プログラマyasuhoの隠れ家

某ソフトウェア企業に勤務するおじさんプログラマyasuhoです

本物のプログラマ


けっこう有名な話なので、ご存じの方も多いと思うが、昔bitという雑誌に「本物のプログラマPASCALを使わない」なる記事が掲載されたことがある。
以前ネットでこの記事を見つけて、とても面白かったのだが、ページがなくなってしまって以来、また読みたいなあ、と思っていたら、morifuku さんのところでその記事を見つけた。


http://morifuku.cocolog-nifty.com/blog/2004/12/pascal.html


思わずブログのタイトルに反応してしまいました。:)
「本物のプログラマ...」に続編があるとは知らなかった。


ちょっと長いけど、ぜひ読んでみてください。面白いから。
かなり前の話なので、若い人は内容的にちょっと分からないところもあると思うけど、言いたいことはなんとなく分かると思う。
だいぶ誇張されてるところはあると思うけど、言わんとしているところは現在でも十分通用する。

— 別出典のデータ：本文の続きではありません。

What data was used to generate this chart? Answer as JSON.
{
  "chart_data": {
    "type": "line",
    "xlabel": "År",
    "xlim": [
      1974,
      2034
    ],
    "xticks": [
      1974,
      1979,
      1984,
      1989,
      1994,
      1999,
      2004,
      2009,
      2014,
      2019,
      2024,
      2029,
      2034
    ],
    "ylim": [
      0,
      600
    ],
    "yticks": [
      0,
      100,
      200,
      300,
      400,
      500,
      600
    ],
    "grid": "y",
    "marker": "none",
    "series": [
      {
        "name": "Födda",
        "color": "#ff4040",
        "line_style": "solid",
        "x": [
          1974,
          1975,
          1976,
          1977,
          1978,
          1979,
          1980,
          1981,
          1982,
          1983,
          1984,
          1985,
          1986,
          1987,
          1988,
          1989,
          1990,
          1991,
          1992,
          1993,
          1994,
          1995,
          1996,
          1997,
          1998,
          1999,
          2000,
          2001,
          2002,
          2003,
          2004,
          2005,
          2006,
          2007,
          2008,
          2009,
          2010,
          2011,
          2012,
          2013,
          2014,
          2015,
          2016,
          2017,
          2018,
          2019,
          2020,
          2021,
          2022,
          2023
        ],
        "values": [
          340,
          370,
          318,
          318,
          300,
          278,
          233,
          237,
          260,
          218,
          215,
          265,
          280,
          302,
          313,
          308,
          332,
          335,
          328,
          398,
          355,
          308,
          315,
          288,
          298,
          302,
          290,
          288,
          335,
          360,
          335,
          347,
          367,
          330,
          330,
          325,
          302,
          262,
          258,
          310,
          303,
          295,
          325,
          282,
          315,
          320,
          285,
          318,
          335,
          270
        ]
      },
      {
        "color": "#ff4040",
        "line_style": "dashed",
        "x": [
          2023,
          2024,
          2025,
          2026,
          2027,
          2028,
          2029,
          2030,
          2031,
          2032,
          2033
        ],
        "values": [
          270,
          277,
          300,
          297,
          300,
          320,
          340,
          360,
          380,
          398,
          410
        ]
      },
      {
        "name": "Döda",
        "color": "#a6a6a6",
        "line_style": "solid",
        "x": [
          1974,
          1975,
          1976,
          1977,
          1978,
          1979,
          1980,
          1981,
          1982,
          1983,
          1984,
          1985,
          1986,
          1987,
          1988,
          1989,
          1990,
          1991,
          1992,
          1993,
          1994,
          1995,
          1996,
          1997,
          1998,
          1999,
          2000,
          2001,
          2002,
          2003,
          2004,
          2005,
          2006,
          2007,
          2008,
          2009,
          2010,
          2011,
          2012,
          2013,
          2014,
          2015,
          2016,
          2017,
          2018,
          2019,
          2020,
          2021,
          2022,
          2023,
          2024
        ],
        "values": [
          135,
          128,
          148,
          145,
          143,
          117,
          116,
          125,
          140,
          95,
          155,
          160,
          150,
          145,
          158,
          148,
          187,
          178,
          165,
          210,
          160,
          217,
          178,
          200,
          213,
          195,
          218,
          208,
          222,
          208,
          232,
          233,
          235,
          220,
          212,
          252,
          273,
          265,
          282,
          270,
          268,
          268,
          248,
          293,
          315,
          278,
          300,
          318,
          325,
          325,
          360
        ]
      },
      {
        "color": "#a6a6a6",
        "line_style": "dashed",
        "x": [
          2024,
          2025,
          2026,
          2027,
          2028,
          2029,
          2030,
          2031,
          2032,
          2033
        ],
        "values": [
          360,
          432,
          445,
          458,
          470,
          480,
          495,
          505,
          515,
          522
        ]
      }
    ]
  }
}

「話がよく見えん」という人のために、ぼくが知っている範囲で当時の時代背景をば。
もし間違っていたら、指摘していただけると嬉しい。


この記事が書かれた1980年代前半は、大型コンピュータがバリバリ使われていた時代。
大型コンピュータは空調の利いたコンピュータ室にうやうやしく置かれていて、個人が自由に一日中使える代物ではなかった。
プログラミング言語FORTRANCOBOLが幅を利かせていた。


プログラムもキーボードとディスプレイではなく、カードパンチャーで一枚一枚入力し、JCLというコンピュータに作業依頼するための指示書をつけて、カードリーダーに読ませていた。
結果はラインプリンタという、ドラムのお化けのような巨大で騒々しいプリンタに打ち出される。
間違いやエラーがあったら、カードを打ち直して再びカードリーダーに読ませる。
コンパイルや実行も、JCL経由で指示。
今から考えるとえらくのんびりしたことをしていたが、当時はそんなことを普通にしていた。


ではパソコンはどうであったか。
パソコンと言っても、CPUはようやく8bitから16bitに移行し始めたころであり、まだまだ大型コンピュータに比べると幼稚なものであった。
当時のパソコンでプログラムを作る時はほとんどBASICや機械語*1を使っていた。
ハードディスクどころか、フロッピーディスクも高価であり、外部記憶装置といえば、カセットテープのみという人が多かったように思う。


そんな時代、パソコン雑誌に「これからはPASCAL」なる記事が載る。
「BASICなんてもう古い。これからはPASCALだ。何年かのちにはパソコンではBASICに代わってPASCALが使われるようになる」といった記事だったと思う。
いくつかの雑誌にもサブセット版ではあるがPASCALが掲載*2されたりしていたので、けっこう使った人はいたと思われる。
実際にはPASCALがパソコンの標準になることはなかったが。


「本物のプログラマPASCALを使わない」は、そんな時代に書かれたものだ。
大型機からマイコンまで広く知る作者が、当時の風潮に危機を感じていたことは、想像に難くない。


この記事が現在も読んで面白いのは、コンピュータが思ったほど当時と変わっていないからだろう。
もちろんコンピュータの性能は飛躍的に上がり、できることも格段に増えた。
全てのコンピュータはネットワークでつながり、今やパソコンはTVやビデオといった家電と同じように使われている。
こんな風になることを、誰が想像しただろうか。


だが、コンピュータの本質はそれほど大きく変わってはいない。
より速く、より大容量に、より使いやすくなったが、基本は同じである。
「本物のプログラマ...」の作者は、どう思うかな。
「昔と変わってないね」と言うだろうか。。